La position majoritairement retenue n'est pas véritablement une surprise. Quand il avait annoncé sa saisine, après des pétitions pro-euthanasie, le Conseil avait indiqué qu'il pourrait pencher dans le sens de "l'ouverture de nouveaux droits relatifs à l'accès à une assistance médicale ou non à mourir".

Le Cese recommande au législateur d'"inclure dans la loi une clause de liberté de conscience permettant à toute personne, quelle que soit sa profession, de refuser de participer sous quelque forme que ce soit à la prescription, la dispensation ou l'administration d'une sédation profonde expressément létale".

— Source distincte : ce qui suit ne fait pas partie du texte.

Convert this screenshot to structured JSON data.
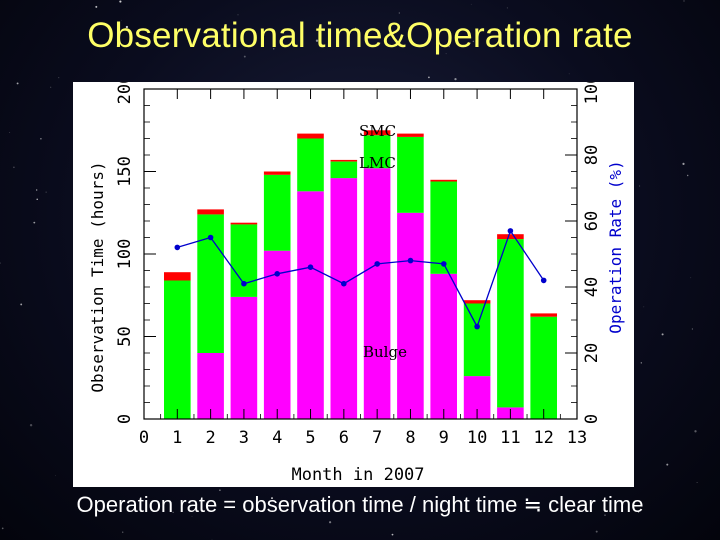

Cette clause ne devrait pas apaiser les opposants à l'euthanasie.

Interrogé par La Croix, Mgr Pierre d'Ornellas, archevêque de Rennes et responsable des questions de bioéthique à la Conférence des évêques de France, a déploré une "ignorance de l'éthique". "L'avis n'aborde pas ce qu'est la souffrance, la personne avec sa liberté et sa dimension relationnelle, le rôle de la médecine, ni la signification de l'impératif civilisateur 'Tu ne tueras pas'", a-t-il dénoncé.